What's your child schedule how many days a week does he have them?

He seems him 2 hours on a Wednesday and 5 hours on a Sunday. No over nights

OP posts:
Mummyoflittledragon · 11/12/2024 07:34

twentytwentyfour2024 · 11/12/2024 07:31

He seems him 2 hours on a Wednesday and 5 hours on a Sunday. No over nights

He’s not very engaged then, is he? I understand you would like this to happen. Realistically he seems unable to do the basics of parenting and you’re looking for a detail of co-parenting he’ll be unwilling to provide.

Whaleandsnail6 · 11/12/2024 07:37

Of course you can ask. You are right, it shouldn't all fall to you and parents need to have more conversations about sharing the childcare load, especially when separated.

He doesnt even have his kid overnight. He needs to take some of the pressure and parenting load and hes a pretty crappy parent if he can not see that.

Obviously, he might say no but definitely open up a conversation about it

NobleWashedLinen · 11/12/2024 07:42

It's reasonable to ask him to take responsibility for a higher proportion of your child's care.

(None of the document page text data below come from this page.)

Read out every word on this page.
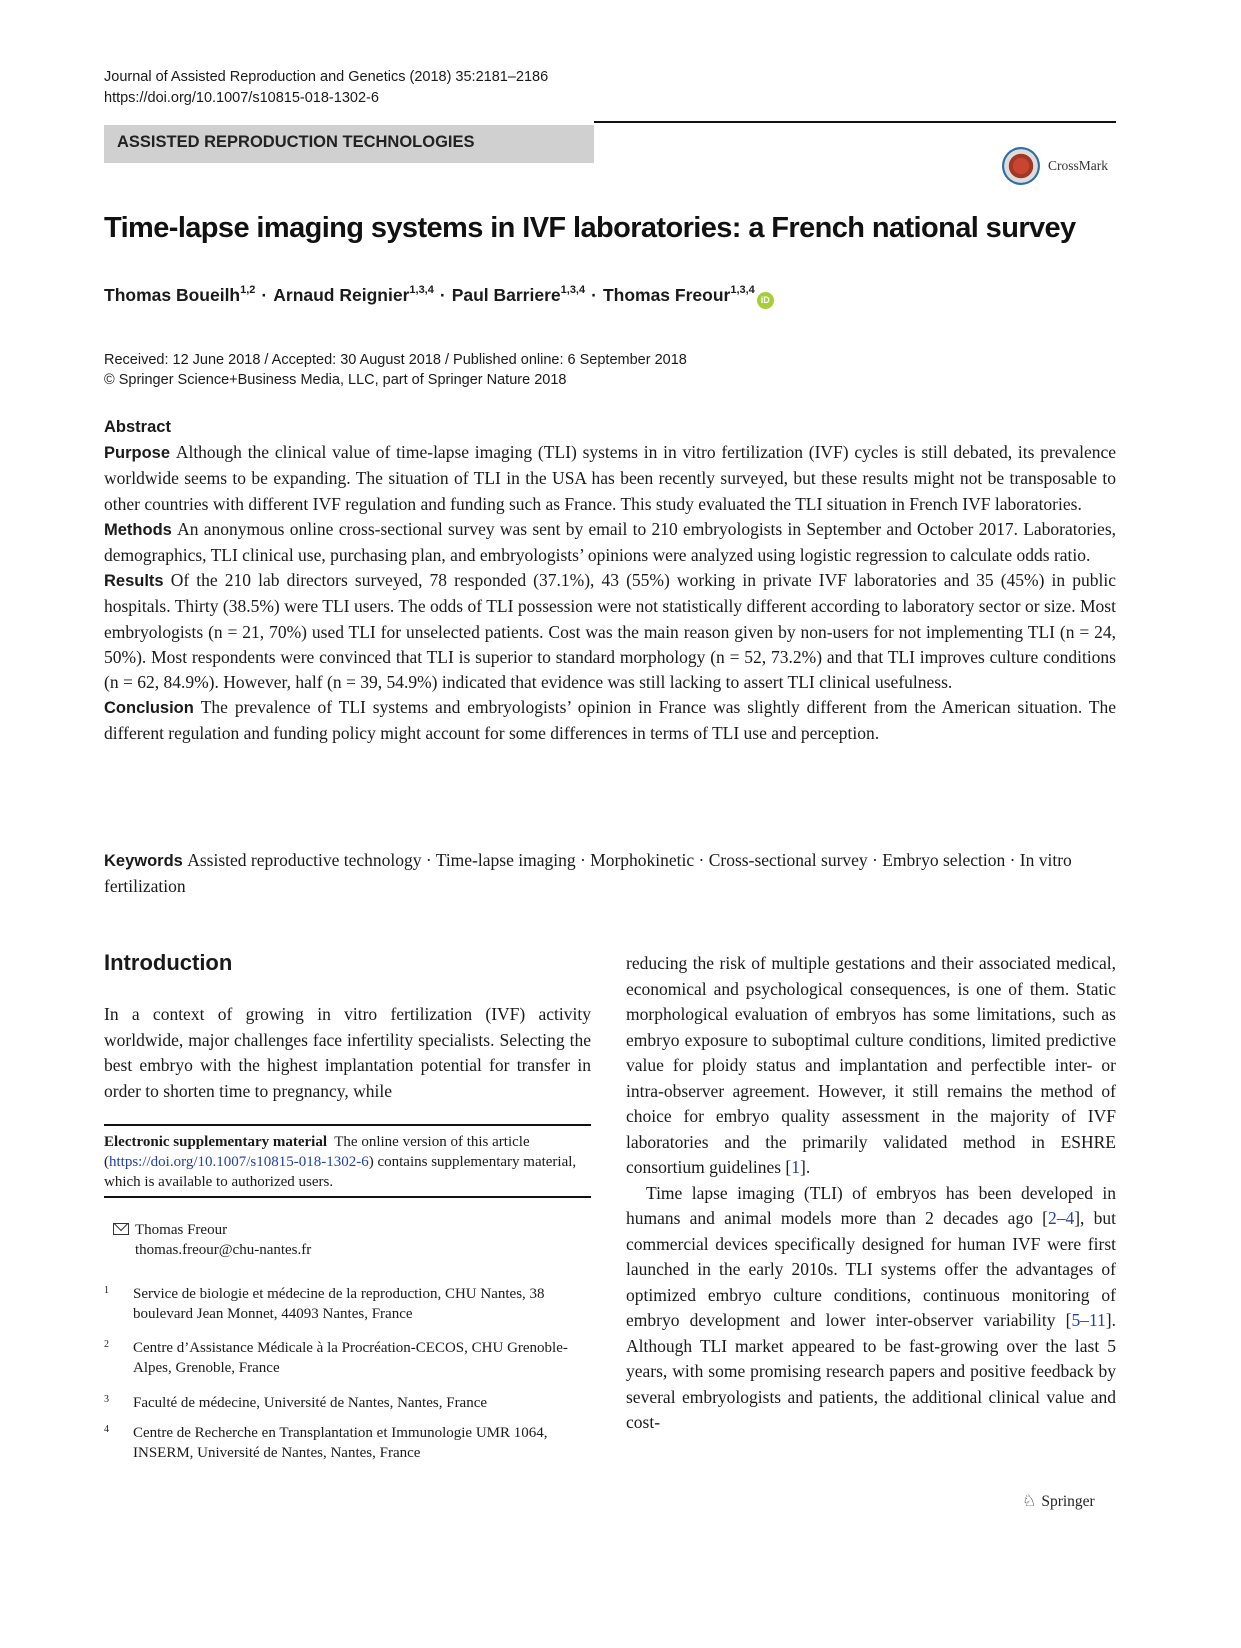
Journal of Assisted Reproduction and Genetics (2018) 35:2181–2186
https://doi.org/10.1007/s10815-018-1302-6
ASSISTED REPRODUCTION TECHNOLOGIES
CrossMark
Time-lapse imaging systems in IVF laboratories: a French national survey
Thomas Boueilh$^{1,2}$ · Arnaud Reignier$^{1,3,4}$ · Paul Barriere$^{1,3,4}$ · Thomas Freour$^{1,3,4}$iD
Received: 12 June 2018 / Accepted: 30 August 2018 / Published online: 6 September 2018
© Springer Science+Business Media, LLC, part of Springer Nature 2018

Abstract

Purpose Although the clinical value of time-lapse imaging (TLI) systems in in vitro fertilization (IVF) cycles is still debated, its prevalence worldwide seems to be expanding. The situation of TLI in the USA has been recently surveyed, but these results might not be transposable to other countries with different IVF regulation and funding such as France. This study evaluated the TLI situation in French IVF laboratories.

Methods An anonymous online cross-sectional survey was sent by email to 210 embryologists in September and October 2017. Laboratories, demographics, TLI clinical use, purchasing plan, and embryologists’ opinions were analyzed using logistic regression to calculate odds ratio.

Results Of the 210 lab directors surveyed, 78 responded (37.1%), 43 (55%) working in private IVF laboratories and 35 (45%) in public hospitals. Thirty (38.5%) were TLI users. The odds of TLI possession were not statistically different according to laboratory sector or size. Most embryologists (n = 21, 70%) used TLI for unselected patients. Cost was the main reason given by non-users for not implementing TLI (n = 24, 50%). Most respondents were convinced that TLI is superior to standard morphology (n = 52, 73.2%) and that TLI improves culture conditions (n = 62, 84.9%). However, half (n = 39, 54.9%) indicated that evidence was still lacking to assert TLI clinical usefulness.

Conclusion The prevalence of TLI systems and embryologists’ opinion in France was slightly different from the American situation. The different regulation and funding policy might account for some differences in terms of TLI use and perception.

Keywords Assisted reproductive technology · Time-lapse imaging · Morphokinetic · Cross-sectional survey · Embryo selection · In vitro fertilization
Introduction
In a context of growing in vitro fertilization (IVF) activity worldwide, major challenges face infertility specialists. Selecting the best embryo with the highest implantation potential for transfer in order to shorten time to pregnancy, while

reducing the risk of multiple gestations and their associated medical, economical and psychological consequences, is one of them. Static morphological evaluation of embryos has some limitations, such as embryo exposure to suboptimal culture conditions, limited predictive value for ploidy status and implantation and perfectible inter- or intra-observer agreement. However, it still remains the method of choice for embryo quality assessment in the majority of IVF laboratories and the primarily validated method in ESHRE consortium guidelines [1].

Time lapse imaging (TLI) of embryos has been developed in humans and animal models more than 2 decades ago [2–4], but commercial devices specifically designed for human IVF were first launched in the early 2010s. TLI systems offer the advantages of optimized embryo culture conditions, continuous monitoring of embryo development and lower inter-observer variability [5–11]. Although TLI market appeared to be fast-growing over the last 5 years, with some promising research papers and positive feedback by several embryologists and patients, the additional clinical value and cost-

Electronic supplementary material The online version of this article (https://doi.org/10.1007/s10815-018-1302-6) contains supplementary material, which is available to authorized users.
Thomas Freour
thomas.freour@chu-nantes.fr
1 Service de biologie et médecine de la reproduction, CHU Nantes, 38 boulevard Jean Monnet, 44093 Nantes, France
2 Centre d’Assistance Médicale à la Procréation-CECOS, CHU Grenoble-Alpes, Grenoble, France
3 Faculté de médecine, Université de Nantes, Nantes, France
4 Centre de Recherche en Transplantation et Immunologie UMR 1064, INSERM, Université de Nantes, Nantes, France
♘ Springer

It's not reasonable for you to dictate how he achieves that - if his working salary is significantly higher than the cost of nursery/childminder then him paying for an additional day of outsourced childcare (and doing the related organisation of dropoffs and pickups not leaving that all to you) is a choice he is free to make.

Sirzy · 11/12/2024 07:46

The truth is you can’t control what anyone else does. Your best building it around your work and with the minimum support required coming from him - if you get more it’s a bonus!

mitogoshigg · 11/12/2024 07:49

You could ask if he can do pickups twice a week perhaps but he might say no

crumblingschools · 11/12/2024 07:50

Does he pay you the right amount, especially if he has no overnights?

CurbsideProphet · 11/12/2024 07:52

It would be so difficult for me to get my employer to allow me to reduce my working hours/ do 4 long days. Would it be as simple as him "just dropping a day"?